The Stanley 62 is for me the most beautiful Stanley, and here I think design was as important as use.
It has the big knob and the handle have the elegant long tongue that I love on the Spiers.
Since the Stanley is often used on the side for shooting end grain, it would have been more functional with bigger sides, but I guess it was not designed for that…
Here the Norris A5 next to the Spiers.
Dam, they are both wonderful planes.
The Norris here with the more heavy handle, this is stronger and suits better the Norris types with the adjuster. (Since they look strange when the adjuster is hanging loose in the air).
I think the Spiers is a elegant swan and the Norris a beautiful Terrier, the Spiers looks like dancing aver the wood, the Norris like unable to even leave the wood – both sexy in each their way.
Yes I am a nerd and a rhykenologist merged into a human being full of love for form and function.

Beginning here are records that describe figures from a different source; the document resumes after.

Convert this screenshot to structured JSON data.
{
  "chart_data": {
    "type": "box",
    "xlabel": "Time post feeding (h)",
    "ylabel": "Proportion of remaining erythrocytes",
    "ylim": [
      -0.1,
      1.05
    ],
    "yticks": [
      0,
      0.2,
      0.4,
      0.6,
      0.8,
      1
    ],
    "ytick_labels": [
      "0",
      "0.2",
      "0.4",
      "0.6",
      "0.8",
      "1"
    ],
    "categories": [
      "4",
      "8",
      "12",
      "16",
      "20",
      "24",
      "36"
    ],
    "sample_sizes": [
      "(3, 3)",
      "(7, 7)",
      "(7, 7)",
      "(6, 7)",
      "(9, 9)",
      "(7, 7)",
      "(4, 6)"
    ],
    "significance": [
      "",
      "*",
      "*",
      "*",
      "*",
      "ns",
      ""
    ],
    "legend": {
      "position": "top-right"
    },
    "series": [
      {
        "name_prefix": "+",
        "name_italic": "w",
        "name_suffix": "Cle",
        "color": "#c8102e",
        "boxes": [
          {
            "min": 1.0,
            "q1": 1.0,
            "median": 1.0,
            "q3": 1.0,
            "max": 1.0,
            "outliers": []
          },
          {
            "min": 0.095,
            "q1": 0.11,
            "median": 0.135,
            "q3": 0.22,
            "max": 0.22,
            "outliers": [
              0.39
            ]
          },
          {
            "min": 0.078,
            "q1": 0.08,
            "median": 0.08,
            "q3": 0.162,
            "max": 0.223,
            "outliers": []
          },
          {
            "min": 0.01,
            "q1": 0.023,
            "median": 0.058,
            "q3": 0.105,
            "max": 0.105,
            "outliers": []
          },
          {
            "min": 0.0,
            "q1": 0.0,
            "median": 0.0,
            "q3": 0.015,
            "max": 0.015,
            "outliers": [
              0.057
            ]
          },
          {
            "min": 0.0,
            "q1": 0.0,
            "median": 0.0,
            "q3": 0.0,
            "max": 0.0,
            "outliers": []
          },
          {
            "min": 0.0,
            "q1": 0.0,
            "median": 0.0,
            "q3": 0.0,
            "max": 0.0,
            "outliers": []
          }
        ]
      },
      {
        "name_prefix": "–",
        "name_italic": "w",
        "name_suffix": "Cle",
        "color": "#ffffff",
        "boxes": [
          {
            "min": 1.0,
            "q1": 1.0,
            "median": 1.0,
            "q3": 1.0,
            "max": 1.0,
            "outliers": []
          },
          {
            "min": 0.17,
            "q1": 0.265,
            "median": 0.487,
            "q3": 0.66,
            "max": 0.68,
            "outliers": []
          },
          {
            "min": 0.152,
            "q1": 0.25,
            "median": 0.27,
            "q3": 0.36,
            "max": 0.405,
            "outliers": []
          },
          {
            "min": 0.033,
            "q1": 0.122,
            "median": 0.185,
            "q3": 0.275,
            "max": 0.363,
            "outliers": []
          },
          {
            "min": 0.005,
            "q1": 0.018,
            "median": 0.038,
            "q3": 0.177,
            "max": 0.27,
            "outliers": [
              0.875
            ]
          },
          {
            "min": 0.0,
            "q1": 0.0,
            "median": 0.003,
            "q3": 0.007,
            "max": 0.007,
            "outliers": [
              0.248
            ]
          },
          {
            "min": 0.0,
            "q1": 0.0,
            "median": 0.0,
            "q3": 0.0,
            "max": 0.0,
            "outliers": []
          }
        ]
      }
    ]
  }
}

This picture is for you Jamie.
If you have any doubt, then I am happy to tell you I really love the plane and feel like a lucky bastard.
Also this plane will always be a favorite, for the reason alone that you offered it to me, my friend.
When I look at my smile here, I have no doubt that the plane could never find a better companion.
Thank you Jamie!
Press here for more on the Spiers hand plane: http://lumberjocks.com/mafe/blog/37725
Best of my thoughts from my heart,
-- Mad F, the fanatical rhykenologist and vintage architect. Democraticwoodworking.